While many will be celebrating Valentine’s Day with a red heart, Siembamba Nursery School is hosting a “Blue Heart Day” to unveil the Nelson Mandela Bay Water-Wise Challenge.

School principals and metro officials are due to attend the event and Siembamba staff and some of the older pupils will be handing out water-wise desert roses and spekboom plants to motorists passing the creche in Luneville Road from 6.30am to 8am today.

The owner of 32-year-old Siembamba, Mignonne van Heerden, said the competition would be run over three months.

“On February 23, the schools will be required to take a photograph of their water meters showing their consumption reading and the precise time and to e-mail it to us with all their particulars to download on our Facebook site,” she said.

“On May 23, they will take a second photograph and e-mail it to us, and the winner will be the school with the best consumption divided by the number of pupils and staff.”

The winner would receive a 5 000 litre water tank from JoJo Tanks.

Van Heerden said Blue Heart Day would be used to make the first official announcement of the competition.

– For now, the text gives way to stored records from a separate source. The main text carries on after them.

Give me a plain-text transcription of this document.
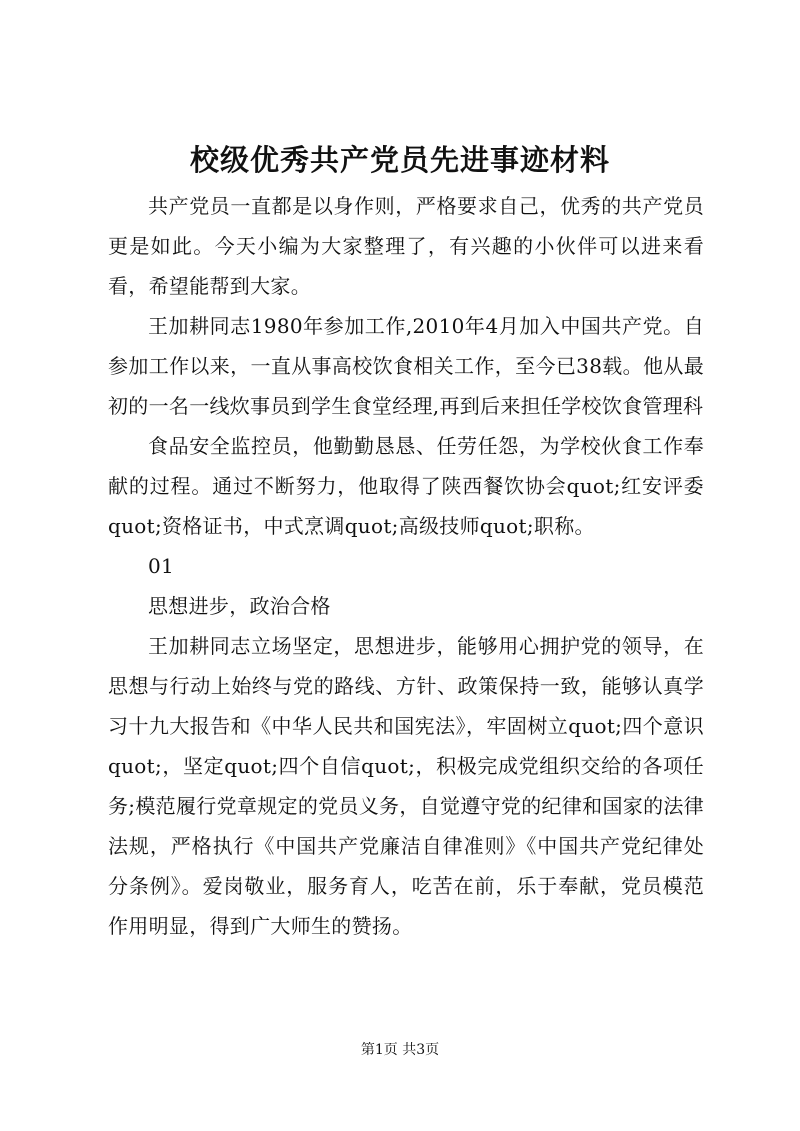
校级优秀共产党员先进事迹材料

共产党员一直都是以身作则，严格要求自己，优秀的共产党员更是如此。今天小编为大家整理了，有兴趣的小伙伴可以进来看看，希望能帮到大家。

王加耕同志1980年参加工作,2010年4月加入中国共产党。自参加工作以来，一直从事高校饮食相关工作，至今已38载。他从最初的一名一线炊事员到学生食堂经理,再到后来担任学校饮食管理科

食品安全监控员，他勤勤恳恳、任劳任怨，为学校伙食工作奉献的过程。通过不断努力，他取得了陕西餐饮协会quot;红安评委quot;资格证书，中式烹调quot;高级技师quot;职称。

01

思想进步，政治合格

王加耕同志立场坚定，思想进步，能够用心拥护党的领导，在思想与行动上始终与党的路线、方针、政策保持一致，能够认真学习十九大报告和《中华人民共和国宪法》，牢固树立quot;四个意识quot;，坚定quot;四个自信quot;，积极完成党组织交给的各项任务;模范履行党章规定的党员义务，自觉遵守党的纪律和国家的法律法规，严格执行《中国共产党廉洁自律准则》《中国共产党纪律处分条例》。爱岗敬业，服务育人，吃苦在前，乐于奉献，党员模范作用明显，得到广大师生的赞扬。

第1页 共3页
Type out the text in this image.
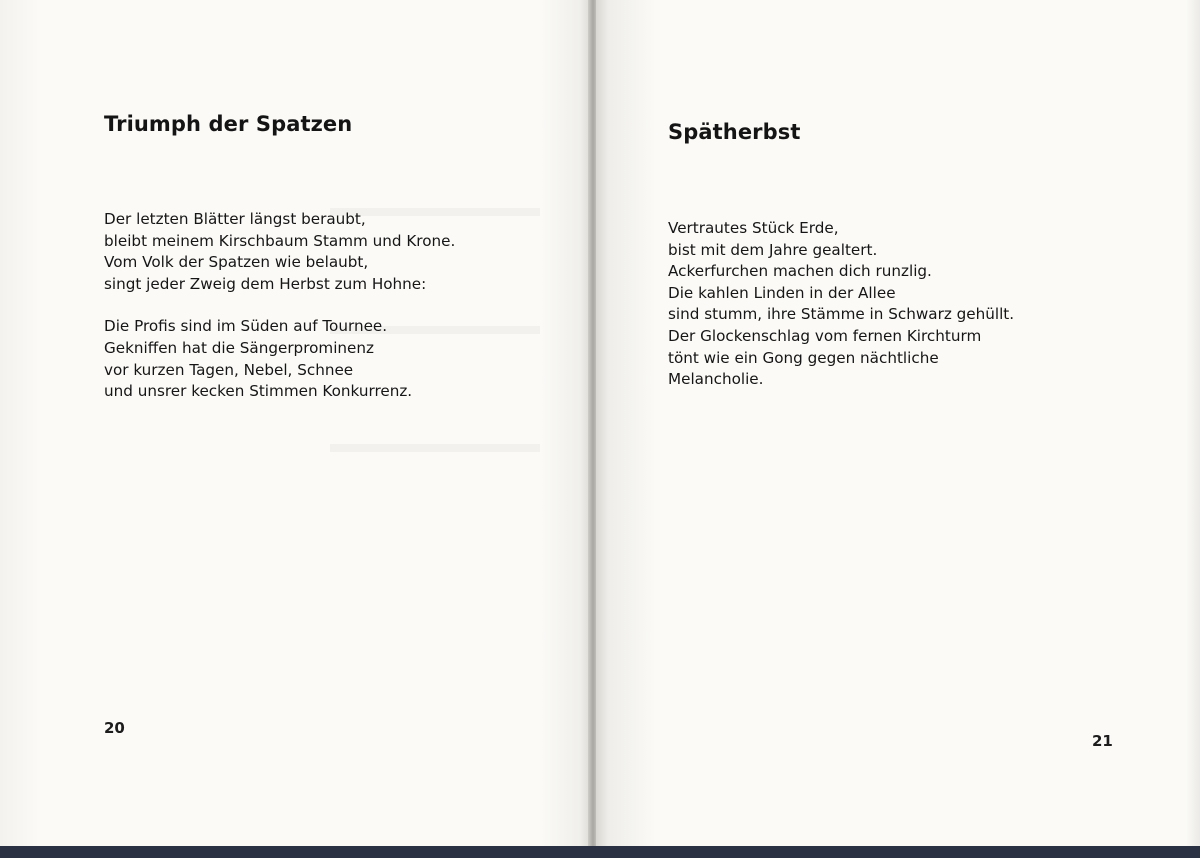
Triumph der Spatzen

Der letzten Blätter längst beraubt,
bleibt meinem Kirschbaum Stamm und Krone.
Vom Volk der Spatzen wie belaubt,
singt jeder Zweig dem Herbst zum Hohne:

Die Profis sind im Süden auf Tournee.
Gekniffen hat die Sängerprominenz
vor kurzen Tagen, Nebel, Schnee
und unsrer kecken Stimmen Konkurrenz.

20

Spätherbst

Vertrautes Stück Erde,
bist mit dem Jahre gealtert.
Ackerfurchen machen dich runzlig.
Die kahlen Linden in der Allee
sind stumm, ihre Stämme in Schwarz gehüllt.
Der Glockenschlag vom fernen Kirchturm
tönt wie ein Gong gegen nächtliche
Melancholie.

21
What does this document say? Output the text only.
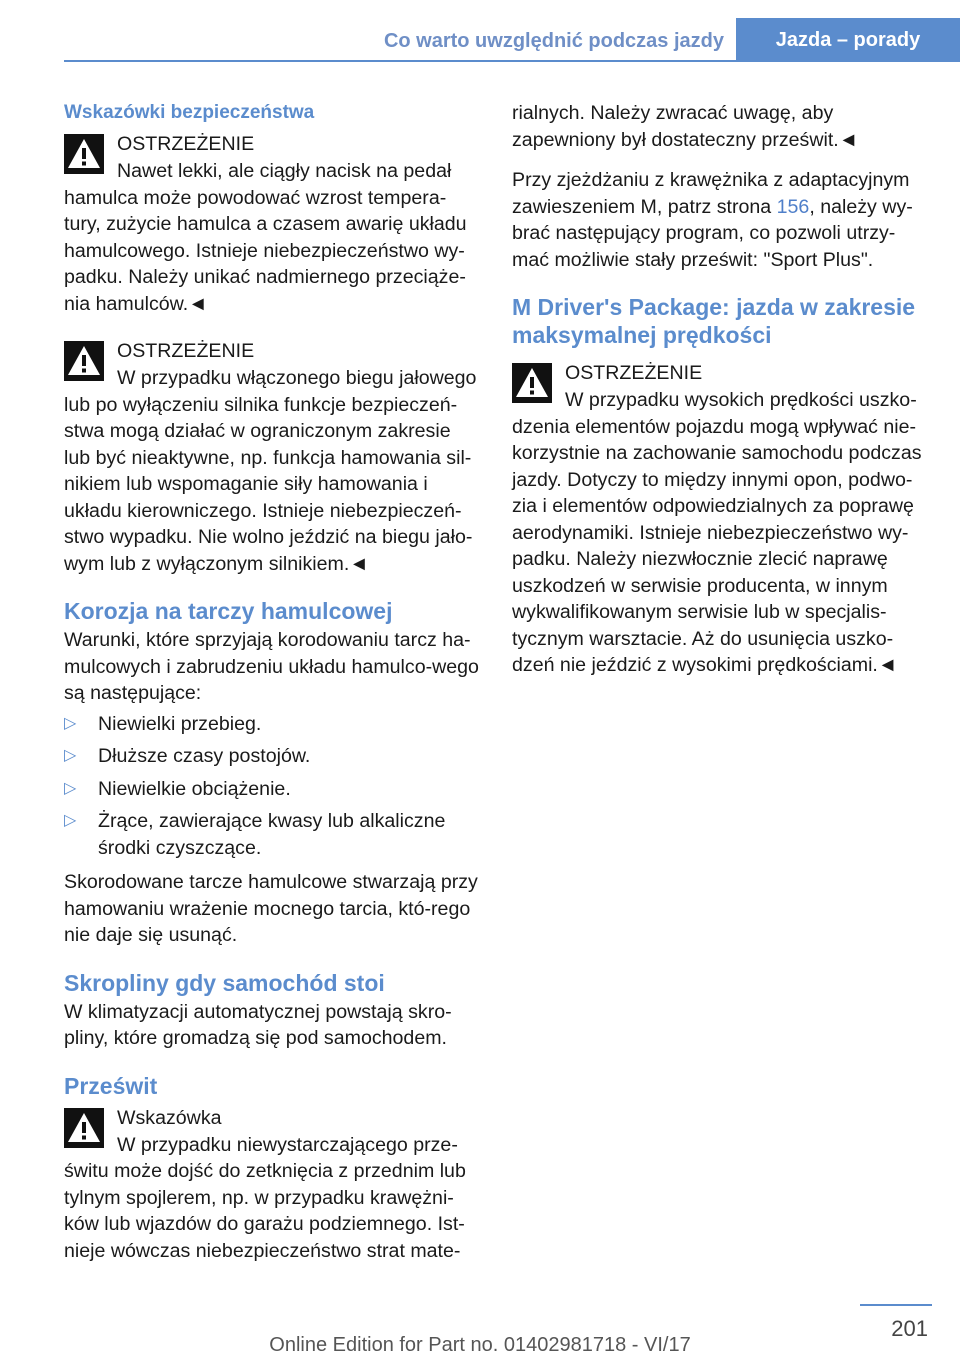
Co warto uwzględnić podczas jazdy	Jazda – porady
Wskazówki bezpieczeństwa
OSTRZEŻENIE
Nawet lekki, ale ciągły nacisk na pedał hamulca może powodować wzrost tempera-tury, zużycie hamulca a czasem awarię układu hamulcowego. Istnieje niebezpieczeństwo wy-padku. Należy unikać nadmiernego przeciąże-nia hamulców.◄
OSTRZEŻENIE
W przypadku włączonego biegu jałowego lub po wyłączeniu silnika funkcje bezpieczeń-stwa mogą działać w ograniczonym zakresie lub być nieaktywne, np. funkcja hamowania sil-nikiem lub wspomaganie siły hamowania i układu kierowniczego. Istnieje niebezpieczeń-stwo wypadku. Nie wolno jeździć na biegu jało-wym lub z wyłączonym silnikiem.◄
Korozja na tarczy hamulcowej
Warunki, które sprzyjają korodowaniu tarcz ha-mulcowych i zabrudzeniu układu hamulco-wego są następujące:
▷ Niewielki przebieg.
▷ Dłuższe czasy postojów.
▷ Niewielkie obciążenie.
▷ Żrące, zawierające kwasy lub alkaliczne środki czyszczące.
Skorodowane tarcze hamulcowe stwarzają przy hamowaniu wrażenie mocnego tarcia, któ-rego nie daje się usunąć.
Skropliny gdy samochód stoi
W klimatyzacji automatycznej powstają skro-pliny, które gromadzą się pod samochodem.
Prześwit
Wskazówka
W przypadku niewystarczającego prze-świtu może dojść do zetknięcia z przednim lub tylnym spojlerem, np. w przypadku krawężni-ków lub wjazdów do garażu podziemnego. Ist-nieje wówczas niebezpieczeństwo strat mate-
rialnych. Należy zwracać uwagę, aby zapewniony był dostateczny prześwit.◄
Przy zjeżdżaniu z krawężnika z adaptacyjnym zawieszeniem M, patrz strona 156, należy wy-brać następujący program, co pozwoli utrzy-mać możliwie stały prześwit: "Sport Plus".
M Driver's Package: jazda w zakresie maksymalnej prędkości
OSTRZEŻENIE
W przypadku wysokich prędkości uszko-dzenia elementów pojazdu mogą wpływać nie-korzystnie na zachowanie samochodu podczas jazdy. Dotyczy to między innymi opon, podwo-zia i elementów odpowiedzialnych za poprawę aerodynamiki. Istnieje niebezpieczeństwo wy-padku. Należy niezwłocznie zlecić naprawę uszkodzeń w serwisie producenta, w innym wykwalifikowanym serwisie lub w specjalis-tycznym warsztacie. Aż do usunięcia uszko-dzeń nie jeździć z wysokimi prędkościami.◄
201
Online Edition for Part no. 01402981718 - VI/17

She would then visit the education department tomorrow to collect a list of all the schools in the metro.

“We will then e-mail them all and go around physically to alert the schools we can’t get hold of.”

She said while some awareness had been created around household water consumption, not much had been done around schools, and the aim of the competition was to fill this gap.

“Schools have to be more responsible with everything, from taps running to how we water our gardens and playing fields.

“Water scarcity is not going to go away,” she said.

The indirect aim of the competition was to educate children so they would educate their families.

Siembamba was already setting an example in this regard, having cut its water consumption by a third through using grey water to flush the toilets, reducing the washing regime for the children’s mattress covers, using paper to pre-wipe dirty plates, and serving water in mugs rather than having the tap turned on and off all day.

At Siembamba, Van Heerden and her staff promoted environmental responsibility on a broad front.

Besides vegan meals, no pesticides are used, all the garden plants are indigenous and teaching themes regularly focus on eco-issues like the need to reduce the use of plastic.

Siembamba teaching assistant Mapule MayiMayi said she believed schools in Walmer Township, where she lived, would benefit from getting involved in the competition.

“Some people in my area know about the need to save water, some do not. I think this is a very good idea,” she said.